Meteoriaceae

  • Authority

    Buck, William R. 2003. Guide to the plants of central french Guiana. Part 3. Mosses. Mem. New York Bot. Gard. 76: 1-167.

  • Family

    Meteoriaceae

  • Scientific Name

    Meteoriaceae

  • Description

    Description - Plants slender to robust, in dull or less often lustrous, soft to stiff, green to golden, frequently black-tinged, typically pendent colonies, usually epiphytic but sometimes on rocks or (after falling?) on soil or humus; stems elongate, at least initially creeping along substrate, but then becoming ascendant to pendent, primary and secondary stems not differentiated, creeping portion often less branched than pendent portion but leaves scarcely different between the two, irregularly to densely pinnately branched, the branches mostly short, in cross-section with a sclerodermis.
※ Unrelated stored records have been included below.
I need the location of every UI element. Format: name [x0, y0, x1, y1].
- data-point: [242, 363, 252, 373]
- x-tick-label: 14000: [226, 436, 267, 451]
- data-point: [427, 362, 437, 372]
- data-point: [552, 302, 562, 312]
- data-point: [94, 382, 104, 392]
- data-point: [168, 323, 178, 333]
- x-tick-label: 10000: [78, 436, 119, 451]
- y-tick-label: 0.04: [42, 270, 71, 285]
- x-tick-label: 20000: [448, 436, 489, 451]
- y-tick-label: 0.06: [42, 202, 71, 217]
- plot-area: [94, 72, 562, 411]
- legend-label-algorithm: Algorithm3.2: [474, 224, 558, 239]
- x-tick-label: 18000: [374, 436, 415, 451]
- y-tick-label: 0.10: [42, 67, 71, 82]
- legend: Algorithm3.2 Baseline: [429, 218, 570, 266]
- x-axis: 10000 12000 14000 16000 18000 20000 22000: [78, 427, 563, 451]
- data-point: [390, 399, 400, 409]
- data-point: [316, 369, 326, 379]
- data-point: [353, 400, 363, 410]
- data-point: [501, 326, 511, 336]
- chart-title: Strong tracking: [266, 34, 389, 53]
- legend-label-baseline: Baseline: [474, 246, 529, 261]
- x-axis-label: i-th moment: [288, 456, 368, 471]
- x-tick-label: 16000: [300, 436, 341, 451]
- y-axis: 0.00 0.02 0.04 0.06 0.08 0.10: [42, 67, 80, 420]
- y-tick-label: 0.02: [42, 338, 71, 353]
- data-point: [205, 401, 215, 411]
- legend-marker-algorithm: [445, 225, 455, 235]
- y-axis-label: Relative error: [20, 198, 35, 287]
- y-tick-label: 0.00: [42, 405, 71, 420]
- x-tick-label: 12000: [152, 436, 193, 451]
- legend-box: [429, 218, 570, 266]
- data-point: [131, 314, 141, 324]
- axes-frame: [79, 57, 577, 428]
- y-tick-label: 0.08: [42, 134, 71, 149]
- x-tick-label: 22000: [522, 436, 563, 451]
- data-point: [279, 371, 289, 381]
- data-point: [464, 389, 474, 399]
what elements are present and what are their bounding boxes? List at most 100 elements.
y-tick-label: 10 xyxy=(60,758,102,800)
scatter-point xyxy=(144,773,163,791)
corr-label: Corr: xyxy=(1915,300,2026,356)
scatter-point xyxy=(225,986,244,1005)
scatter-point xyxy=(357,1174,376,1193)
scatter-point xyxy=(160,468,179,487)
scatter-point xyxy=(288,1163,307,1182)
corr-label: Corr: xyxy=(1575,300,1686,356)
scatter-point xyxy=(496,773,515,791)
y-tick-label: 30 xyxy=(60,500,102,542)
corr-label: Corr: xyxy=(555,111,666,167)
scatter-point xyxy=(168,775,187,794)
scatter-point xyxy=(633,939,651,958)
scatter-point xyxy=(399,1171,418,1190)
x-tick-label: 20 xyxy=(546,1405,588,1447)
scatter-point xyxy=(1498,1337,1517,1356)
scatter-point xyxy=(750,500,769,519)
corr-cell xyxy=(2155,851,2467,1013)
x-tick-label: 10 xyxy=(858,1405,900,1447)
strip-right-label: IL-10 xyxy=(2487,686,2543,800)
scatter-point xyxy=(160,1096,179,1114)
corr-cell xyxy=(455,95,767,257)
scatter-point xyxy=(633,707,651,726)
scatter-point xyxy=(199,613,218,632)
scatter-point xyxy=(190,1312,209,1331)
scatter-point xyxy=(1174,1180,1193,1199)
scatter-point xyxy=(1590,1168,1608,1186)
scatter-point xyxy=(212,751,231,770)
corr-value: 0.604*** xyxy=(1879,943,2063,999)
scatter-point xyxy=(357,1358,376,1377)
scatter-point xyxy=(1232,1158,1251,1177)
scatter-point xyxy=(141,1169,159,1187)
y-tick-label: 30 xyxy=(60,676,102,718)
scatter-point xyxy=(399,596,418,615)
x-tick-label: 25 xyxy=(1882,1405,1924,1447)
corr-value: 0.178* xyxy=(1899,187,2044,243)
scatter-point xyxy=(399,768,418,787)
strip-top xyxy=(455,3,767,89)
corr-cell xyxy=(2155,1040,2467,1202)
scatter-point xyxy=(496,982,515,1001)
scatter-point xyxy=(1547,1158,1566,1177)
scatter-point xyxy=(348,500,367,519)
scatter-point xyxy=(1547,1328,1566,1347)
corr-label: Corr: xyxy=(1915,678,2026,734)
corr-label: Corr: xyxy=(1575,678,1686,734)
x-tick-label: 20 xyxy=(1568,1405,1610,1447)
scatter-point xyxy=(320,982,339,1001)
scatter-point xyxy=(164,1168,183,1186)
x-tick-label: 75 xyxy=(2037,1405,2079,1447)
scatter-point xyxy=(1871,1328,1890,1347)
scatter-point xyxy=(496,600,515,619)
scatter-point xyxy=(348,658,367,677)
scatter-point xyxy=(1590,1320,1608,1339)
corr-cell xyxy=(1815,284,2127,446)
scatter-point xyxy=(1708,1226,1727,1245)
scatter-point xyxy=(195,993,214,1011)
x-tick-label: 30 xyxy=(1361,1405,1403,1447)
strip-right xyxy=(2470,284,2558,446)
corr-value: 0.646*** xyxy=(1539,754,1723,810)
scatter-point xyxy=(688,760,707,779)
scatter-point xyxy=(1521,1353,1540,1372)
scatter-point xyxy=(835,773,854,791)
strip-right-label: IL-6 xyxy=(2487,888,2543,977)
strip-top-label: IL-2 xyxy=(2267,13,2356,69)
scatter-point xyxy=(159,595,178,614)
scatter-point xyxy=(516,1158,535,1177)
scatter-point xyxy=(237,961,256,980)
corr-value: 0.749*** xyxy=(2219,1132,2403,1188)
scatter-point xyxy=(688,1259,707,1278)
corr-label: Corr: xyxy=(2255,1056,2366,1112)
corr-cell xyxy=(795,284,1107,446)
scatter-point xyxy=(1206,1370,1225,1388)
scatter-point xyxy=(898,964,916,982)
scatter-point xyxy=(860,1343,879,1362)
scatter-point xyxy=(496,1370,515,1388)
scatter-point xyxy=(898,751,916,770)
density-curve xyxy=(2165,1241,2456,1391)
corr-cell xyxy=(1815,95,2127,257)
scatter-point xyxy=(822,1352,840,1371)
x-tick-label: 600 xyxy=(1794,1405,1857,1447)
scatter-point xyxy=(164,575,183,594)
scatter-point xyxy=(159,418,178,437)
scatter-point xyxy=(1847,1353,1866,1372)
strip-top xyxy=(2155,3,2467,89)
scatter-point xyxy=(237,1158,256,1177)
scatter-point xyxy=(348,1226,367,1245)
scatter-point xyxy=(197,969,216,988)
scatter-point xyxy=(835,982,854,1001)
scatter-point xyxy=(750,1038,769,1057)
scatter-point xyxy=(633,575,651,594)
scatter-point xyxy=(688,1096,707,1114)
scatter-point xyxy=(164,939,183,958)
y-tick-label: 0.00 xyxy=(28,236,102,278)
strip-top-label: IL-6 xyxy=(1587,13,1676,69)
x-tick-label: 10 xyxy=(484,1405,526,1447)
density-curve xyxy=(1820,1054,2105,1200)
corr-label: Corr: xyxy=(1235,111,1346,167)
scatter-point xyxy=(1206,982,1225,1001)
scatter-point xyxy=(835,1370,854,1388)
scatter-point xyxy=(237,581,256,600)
Stem and branch leaves mostly not differentiated except in size, inserted in either a straight line or with a U-shaped insertion, appressed to spreading, typically little altered when moist, lanceolate to ovate, mostly acuminate, sometimes hairpointed, often concave, sometimes plicate, often with a ± clasping base and either cordate or ± auriculate; margins mostly serrulate almost throughout, plane to incurved or recurved, rarely limbate; costa single or less often short and double to absent; cells short to linear, smooth or more often papillose on both surfaces, either with a single papilla over the lumina or pluripapillose over the lumina or the walls or both, sometimes seriately arranged, thin- to thick-walled; alar cells scarcely differentiated or differentiated only in small areas, rarely numerous. Asexual propagula when present most often of flagellate branches, less often of caducous leaves, specialized gemmae unknown. Dioicous. Setae short to elongate, smooth or more typically roughened; capsules immersed to long-exserted, erect or almost so, globose to cylindric; peristome double, exostome teeth on the front surface either densely cross-striolate or papillose; endostome with a very low to high basal membrane, segments mostly well developed, rarely rudimentary, keeled, perforate, cilia mostly none, rarely present. Calyptrae mitrate or cucullate, naked or hairy, smooth or roughened. The Meteoriaceae are a poorly defined group of tropical mosses best characterized by tendencies rather than by absolutes: pendent habits, single costae, papillose laminal cells, weak alar development, rough setae, erect capsules, hairy calyptrae.